Am Fam Physician. 1999;60(8):2237-2238
Reflecting the advance to longer scopes, manufacture of the 35-cm flexible sigmoidoscope was discontinued more than five years ago. Short colonoscopes (65 cm) remain on the market. As prices of the longer colonoscopes decrease, the 65-cm scope will also probably be discontinued.
Scope diameters vary slightly and have no significant impact on technique or clinical outcome.
The descending colon may have a gun-barrel appearance, with concentric ridges separating the pouches (haustrae). In the transverse colon, triangular folds are observed 50 to 60 percent of the time. Clues to anatomic depth can be helpful, but these clues are not constant, particularly in patients 70 years of age or older.
Diagnostically, anoscopy is no match for fiberoptic retroflexion, although slotted anoscopes remain helpful for therapeutic surgeries. Otherwise, I have not used an anoscope in 10 years.
Physician involvement with cleaning and disinfection is essential, but soapy water is not. At postendoscopy, immediate rinsing and suctioning with tap water works fine.
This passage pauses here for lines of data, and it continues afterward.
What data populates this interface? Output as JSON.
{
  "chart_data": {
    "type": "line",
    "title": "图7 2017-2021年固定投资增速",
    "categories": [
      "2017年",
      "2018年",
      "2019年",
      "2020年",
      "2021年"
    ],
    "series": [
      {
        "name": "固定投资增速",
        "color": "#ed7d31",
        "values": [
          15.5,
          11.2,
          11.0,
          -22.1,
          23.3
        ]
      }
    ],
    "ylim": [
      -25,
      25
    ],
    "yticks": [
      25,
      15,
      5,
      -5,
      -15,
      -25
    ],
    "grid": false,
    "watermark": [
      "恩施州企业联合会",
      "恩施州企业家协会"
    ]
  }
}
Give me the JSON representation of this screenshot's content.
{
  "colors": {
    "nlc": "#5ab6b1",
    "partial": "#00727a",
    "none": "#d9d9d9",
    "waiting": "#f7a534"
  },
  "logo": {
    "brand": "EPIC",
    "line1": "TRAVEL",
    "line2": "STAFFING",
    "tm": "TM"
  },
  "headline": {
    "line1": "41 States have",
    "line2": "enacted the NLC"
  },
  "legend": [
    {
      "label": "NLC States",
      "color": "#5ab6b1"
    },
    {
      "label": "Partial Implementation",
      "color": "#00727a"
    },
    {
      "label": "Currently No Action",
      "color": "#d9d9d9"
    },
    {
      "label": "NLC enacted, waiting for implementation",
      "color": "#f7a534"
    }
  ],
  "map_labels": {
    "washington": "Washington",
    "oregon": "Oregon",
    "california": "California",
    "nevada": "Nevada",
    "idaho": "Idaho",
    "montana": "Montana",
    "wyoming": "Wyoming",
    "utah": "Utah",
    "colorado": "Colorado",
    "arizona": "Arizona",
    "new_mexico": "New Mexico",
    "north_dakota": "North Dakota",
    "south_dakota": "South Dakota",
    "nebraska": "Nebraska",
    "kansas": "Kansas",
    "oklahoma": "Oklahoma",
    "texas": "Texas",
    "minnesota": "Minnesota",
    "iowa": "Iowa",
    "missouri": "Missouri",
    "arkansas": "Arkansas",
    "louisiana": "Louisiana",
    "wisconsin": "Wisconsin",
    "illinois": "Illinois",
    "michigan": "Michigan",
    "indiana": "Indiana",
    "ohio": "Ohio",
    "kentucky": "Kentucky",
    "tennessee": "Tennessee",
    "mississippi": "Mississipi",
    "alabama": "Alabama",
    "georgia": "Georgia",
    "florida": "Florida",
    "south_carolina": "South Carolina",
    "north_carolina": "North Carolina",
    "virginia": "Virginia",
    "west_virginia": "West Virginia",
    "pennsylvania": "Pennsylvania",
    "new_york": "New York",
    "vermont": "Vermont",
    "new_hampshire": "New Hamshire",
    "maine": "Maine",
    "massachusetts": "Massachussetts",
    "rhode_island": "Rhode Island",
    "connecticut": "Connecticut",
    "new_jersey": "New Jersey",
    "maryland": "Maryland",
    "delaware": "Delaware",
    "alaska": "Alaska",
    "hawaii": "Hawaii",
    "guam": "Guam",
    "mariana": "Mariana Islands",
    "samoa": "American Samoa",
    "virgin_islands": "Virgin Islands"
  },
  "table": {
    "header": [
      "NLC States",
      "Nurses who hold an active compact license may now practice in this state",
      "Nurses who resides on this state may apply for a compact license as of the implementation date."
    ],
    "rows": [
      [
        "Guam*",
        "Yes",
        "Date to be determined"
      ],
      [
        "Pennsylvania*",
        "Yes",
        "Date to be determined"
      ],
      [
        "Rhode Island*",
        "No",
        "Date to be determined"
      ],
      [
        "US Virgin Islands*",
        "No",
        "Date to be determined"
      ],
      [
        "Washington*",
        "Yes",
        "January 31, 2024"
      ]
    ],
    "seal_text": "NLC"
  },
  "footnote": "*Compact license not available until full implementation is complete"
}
Using clinical judgment to avoid varices, physicians should biopsy lesions that appear abnormal. Too many lesions are missed at a second examination. The physician should perform a biopsy while the lesion is “in your sights.” The physician should be careful not to snap the wrist as part of the biopsy technique—these are avulsion, not cutting biopsy forceps.
The terms “dithering” and “jiggling” are jargon and describe several mildly effective loop-reduction maneuvers. Formation of a sigmoid loop impedes advancement. Physicians can maneuver the scope right and left, up and down, in and out, and twist right and twist left for advancement of the endoscope. Air insufflation and suction are additional functions. Using all of these maneuvers in an effective manner defines the art of endoscopic insertion.